As for Johnson’s shirking, laziness and basic incompetence – there’s an argument to be made that these made his tenure less damaging overall. Waiting in the wings is Liz Truss, who sheds policy convictions like autumn trees shed leaves, and who Cummings described as “close to properly crackers”. Her plans to bring back fracking and to frantically increase drilling for oil and gas, while still paying lip service to net zero, suggests a Johnsonian disregard for factual reality. She is far harder working than Johnson, and given the plans she seems to have, we will probably soon wish that she wasn’t. If she lasts long enough, she may yet surpass all of Johnson, May and Cameron for awfulness.

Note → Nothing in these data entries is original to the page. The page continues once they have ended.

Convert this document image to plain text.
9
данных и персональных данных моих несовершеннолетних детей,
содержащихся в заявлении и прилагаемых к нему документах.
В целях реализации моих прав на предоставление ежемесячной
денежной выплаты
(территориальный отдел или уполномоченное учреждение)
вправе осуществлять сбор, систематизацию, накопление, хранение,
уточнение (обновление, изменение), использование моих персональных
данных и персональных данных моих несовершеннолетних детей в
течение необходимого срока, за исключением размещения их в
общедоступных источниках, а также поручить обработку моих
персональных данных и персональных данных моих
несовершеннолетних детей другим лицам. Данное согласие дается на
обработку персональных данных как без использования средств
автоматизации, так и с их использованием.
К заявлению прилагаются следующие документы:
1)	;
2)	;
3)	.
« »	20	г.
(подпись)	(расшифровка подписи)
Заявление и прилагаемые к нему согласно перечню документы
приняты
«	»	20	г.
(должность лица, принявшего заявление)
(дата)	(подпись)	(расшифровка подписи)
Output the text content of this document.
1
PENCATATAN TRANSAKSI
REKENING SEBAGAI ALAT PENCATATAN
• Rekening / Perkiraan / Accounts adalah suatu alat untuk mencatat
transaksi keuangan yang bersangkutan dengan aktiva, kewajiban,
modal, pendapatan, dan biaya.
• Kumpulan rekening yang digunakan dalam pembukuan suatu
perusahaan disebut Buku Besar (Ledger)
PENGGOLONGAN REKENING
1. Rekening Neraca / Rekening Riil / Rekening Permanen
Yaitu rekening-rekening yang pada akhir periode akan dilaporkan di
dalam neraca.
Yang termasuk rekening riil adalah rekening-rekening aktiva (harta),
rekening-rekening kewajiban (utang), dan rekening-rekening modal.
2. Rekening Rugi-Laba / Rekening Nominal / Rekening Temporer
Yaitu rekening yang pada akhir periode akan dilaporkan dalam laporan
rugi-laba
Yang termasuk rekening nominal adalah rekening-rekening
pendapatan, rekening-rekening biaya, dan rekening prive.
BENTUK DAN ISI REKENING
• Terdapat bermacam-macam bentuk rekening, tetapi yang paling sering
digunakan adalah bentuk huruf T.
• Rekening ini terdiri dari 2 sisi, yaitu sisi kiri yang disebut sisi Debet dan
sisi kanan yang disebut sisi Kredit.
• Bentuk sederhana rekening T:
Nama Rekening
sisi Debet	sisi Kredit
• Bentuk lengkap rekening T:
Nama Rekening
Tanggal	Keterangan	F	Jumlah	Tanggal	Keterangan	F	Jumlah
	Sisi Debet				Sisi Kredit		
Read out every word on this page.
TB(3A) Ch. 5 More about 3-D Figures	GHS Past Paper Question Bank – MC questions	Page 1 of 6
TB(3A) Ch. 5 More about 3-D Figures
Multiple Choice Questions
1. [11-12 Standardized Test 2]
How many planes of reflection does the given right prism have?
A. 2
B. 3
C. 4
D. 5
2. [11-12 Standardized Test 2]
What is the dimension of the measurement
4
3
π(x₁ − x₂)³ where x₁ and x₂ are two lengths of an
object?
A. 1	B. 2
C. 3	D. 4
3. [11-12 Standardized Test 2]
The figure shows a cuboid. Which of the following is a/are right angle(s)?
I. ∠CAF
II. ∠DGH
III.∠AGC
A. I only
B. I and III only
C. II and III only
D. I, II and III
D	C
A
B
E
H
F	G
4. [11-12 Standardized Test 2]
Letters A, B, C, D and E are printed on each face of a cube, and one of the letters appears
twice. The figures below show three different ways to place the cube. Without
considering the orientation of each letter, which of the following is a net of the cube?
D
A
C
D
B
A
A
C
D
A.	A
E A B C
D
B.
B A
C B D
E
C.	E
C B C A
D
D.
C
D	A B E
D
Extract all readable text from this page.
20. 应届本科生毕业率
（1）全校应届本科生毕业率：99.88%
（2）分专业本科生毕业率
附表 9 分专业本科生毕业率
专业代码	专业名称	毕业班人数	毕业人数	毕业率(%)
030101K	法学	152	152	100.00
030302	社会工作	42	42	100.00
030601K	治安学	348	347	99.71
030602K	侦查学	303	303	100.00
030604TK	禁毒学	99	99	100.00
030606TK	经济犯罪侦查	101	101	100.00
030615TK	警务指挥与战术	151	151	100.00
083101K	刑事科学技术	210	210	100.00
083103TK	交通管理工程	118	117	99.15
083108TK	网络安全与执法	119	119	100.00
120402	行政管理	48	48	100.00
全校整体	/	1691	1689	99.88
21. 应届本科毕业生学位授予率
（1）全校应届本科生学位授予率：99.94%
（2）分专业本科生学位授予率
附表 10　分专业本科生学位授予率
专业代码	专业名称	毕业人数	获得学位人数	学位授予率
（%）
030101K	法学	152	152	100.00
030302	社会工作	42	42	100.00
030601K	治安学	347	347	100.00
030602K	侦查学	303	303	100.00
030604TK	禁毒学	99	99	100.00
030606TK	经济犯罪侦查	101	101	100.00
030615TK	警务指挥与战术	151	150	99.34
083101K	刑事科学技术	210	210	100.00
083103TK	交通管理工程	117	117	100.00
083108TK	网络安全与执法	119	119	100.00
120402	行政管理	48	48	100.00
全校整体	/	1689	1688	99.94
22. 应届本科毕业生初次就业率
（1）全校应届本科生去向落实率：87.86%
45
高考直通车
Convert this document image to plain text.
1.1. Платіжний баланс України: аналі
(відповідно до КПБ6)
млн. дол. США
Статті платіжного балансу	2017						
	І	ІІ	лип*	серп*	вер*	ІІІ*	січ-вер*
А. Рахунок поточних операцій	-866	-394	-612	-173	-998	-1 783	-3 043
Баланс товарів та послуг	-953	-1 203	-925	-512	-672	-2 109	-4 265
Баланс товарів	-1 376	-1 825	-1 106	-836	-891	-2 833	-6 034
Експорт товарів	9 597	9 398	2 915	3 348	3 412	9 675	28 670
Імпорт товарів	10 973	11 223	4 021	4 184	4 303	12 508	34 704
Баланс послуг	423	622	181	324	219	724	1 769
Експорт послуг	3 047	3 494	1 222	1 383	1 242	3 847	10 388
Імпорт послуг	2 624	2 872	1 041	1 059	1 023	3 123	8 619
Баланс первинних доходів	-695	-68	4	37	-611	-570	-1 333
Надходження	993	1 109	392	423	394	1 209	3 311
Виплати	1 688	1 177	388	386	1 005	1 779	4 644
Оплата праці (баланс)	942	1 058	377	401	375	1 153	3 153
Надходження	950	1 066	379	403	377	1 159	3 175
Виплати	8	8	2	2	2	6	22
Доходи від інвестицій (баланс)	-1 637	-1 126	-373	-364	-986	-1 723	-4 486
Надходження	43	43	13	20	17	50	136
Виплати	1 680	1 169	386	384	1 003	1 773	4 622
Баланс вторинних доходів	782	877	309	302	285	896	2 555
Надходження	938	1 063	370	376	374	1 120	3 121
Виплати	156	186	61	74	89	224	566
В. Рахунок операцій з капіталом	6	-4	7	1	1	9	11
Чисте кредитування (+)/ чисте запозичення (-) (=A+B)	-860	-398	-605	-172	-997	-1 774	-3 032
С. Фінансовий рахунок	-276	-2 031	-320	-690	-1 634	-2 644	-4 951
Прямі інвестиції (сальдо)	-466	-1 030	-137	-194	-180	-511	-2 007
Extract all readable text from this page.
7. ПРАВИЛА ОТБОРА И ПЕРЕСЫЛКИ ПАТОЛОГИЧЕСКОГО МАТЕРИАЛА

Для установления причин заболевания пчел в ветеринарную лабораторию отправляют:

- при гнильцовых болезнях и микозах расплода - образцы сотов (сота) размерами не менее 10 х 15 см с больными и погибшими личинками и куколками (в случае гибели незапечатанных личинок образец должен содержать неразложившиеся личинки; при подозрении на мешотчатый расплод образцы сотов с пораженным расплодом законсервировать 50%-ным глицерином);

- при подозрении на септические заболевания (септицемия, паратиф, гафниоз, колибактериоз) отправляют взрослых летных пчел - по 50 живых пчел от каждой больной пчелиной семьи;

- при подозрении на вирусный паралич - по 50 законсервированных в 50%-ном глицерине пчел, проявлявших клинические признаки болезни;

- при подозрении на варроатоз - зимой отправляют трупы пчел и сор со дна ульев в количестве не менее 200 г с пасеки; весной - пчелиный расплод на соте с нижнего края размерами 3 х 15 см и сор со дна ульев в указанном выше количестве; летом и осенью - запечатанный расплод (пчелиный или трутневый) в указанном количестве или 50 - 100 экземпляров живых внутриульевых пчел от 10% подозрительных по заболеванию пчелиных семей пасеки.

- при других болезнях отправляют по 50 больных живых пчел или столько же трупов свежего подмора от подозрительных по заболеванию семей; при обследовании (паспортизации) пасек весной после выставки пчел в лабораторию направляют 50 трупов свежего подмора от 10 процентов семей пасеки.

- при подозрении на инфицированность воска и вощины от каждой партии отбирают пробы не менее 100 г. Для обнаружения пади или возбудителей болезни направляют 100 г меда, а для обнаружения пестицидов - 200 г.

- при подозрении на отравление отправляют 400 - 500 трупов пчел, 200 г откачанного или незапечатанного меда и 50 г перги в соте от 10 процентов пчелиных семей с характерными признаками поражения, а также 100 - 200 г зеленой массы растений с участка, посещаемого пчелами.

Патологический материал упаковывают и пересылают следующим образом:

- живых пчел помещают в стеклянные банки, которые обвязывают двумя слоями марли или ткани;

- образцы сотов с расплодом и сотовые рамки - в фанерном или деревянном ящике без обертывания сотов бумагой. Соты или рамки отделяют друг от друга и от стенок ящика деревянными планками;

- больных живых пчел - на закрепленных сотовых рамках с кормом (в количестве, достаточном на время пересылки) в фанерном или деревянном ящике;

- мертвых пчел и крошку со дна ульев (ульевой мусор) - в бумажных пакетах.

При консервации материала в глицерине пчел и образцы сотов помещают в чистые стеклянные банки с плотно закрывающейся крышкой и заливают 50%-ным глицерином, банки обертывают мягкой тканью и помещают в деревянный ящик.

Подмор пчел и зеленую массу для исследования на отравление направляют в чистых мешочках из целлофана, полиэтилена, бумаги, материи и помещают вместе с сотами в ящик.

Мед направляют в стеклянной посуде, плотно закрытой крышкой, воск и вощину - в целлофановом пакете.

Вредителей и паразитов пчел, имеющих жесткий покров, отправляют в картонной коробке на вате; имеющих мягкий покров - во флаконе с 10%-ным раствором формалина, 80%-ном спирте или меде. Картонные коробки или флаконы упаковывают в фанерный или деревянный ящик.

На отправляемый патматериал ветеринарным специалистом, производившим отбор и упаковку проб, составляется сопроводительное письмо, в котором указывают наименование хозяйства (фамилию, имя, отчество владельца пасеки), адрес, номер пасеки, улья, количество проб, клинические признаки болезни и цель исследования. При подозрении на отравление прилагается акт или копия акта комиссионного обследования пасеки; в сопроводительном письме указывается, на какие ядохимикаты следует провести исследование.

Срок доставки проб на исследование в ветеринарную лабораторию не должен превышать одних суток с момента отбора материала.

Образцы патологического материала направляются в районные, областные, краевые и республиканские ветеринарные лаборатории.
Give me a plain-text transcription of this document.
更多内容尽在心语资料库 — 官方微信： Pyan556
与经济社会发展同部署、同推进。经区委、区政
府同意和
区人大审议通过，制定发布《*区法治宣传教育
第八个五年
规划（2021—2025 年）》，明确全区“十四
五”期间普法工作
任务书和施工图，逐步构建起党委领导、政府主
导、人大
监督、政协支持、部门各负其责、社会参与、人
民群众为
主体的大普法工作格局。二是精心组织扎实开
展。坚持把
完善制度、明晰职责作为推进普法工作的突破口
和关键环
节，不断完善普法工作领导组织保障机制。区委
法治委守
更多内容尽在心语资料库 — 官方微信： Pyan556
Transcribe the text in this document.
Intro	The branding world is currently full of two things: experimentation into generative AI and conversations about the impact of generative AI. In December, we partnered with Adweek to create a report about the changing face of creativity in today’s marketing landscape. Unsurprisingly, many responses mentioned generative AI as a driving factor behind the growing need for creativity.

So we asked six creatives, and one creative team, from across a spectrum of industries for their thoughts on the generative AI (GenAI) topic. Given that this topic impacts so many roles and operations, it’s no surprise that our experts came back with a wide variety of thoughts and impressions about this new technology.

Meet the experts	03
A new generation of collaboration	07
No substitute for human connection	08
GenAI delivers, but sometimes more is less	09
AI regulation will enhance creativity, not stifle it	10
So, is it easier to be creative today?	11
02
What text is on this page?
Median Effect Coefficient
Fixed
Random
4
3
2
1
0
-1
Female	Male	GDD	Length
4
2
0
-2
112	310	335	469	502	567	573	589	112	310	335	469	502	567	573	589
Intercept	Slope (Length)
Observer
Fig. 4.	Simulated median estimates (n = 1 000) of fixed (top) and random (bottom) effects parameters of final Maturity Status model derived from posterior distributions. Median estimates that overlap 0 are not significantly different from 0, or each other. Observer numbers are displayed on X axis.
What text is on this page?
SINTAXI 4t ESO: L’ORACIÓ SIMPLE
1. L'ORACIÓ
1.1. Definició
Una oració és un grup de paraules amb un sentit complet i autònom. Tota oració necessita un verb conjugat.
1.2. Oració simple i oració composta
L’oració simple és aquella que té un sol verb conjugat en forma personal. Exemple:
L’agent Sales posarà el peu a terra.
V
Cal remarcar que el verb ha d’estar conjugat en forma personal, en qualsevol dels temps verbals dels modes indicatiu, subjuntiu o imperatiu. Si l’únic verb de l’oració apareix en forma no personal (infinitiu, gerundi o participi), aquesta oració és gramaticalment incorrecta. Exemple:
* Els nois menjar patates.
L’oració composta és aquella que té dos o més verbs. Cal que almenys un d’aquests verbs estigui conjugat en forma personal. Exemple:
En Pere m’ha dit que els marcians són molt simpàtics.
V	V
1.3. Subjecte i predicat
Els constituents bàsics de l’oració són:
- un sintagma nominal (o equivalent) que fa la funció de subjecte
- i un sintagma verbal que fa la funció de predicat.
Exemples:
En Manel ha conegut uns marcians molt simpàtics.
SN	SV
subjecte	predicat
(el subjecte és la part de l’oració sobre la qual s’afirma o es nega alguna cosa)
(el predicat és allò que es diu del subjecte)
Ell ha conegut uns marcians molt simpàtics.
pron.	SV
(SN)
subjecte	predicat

Still, Johnson’s legacy might in time sour even further than has Cameron’s, for example if, as noted above, if a second pandemic hits and is made worse by the lockdown non-compliance Johnson’s behaviour has encouraged, he could end up killing huge numbers of us. The existence of fanatical Johnson followers for who he can do no wrong (witness the frothing at the mouth online response to HIGNFY’s Johnson-themed episode) is worryingly reminiscent of Trump’s dangerous followers in the USA. However, such detachment from reality arguably began with Brexit and hence some blame lies with Cameron too.
Johnson was the most dishonest, corrupt and incompetent PM the UK has ever had, has trashed our international reputation, and is regarded by many as the worst ever. Yet the same voices also ask how he ever rose to occupy that hallowed position. The answer is Brexit. The answer is Cameron. Therefore, Boris Johnson is only the UK’s second worst PM in history. The crown for the very worst goes to David Cameron, for that single, colossal and wholly avoidable error of judgement for which every single one of us is paying a heavy, ongoing price.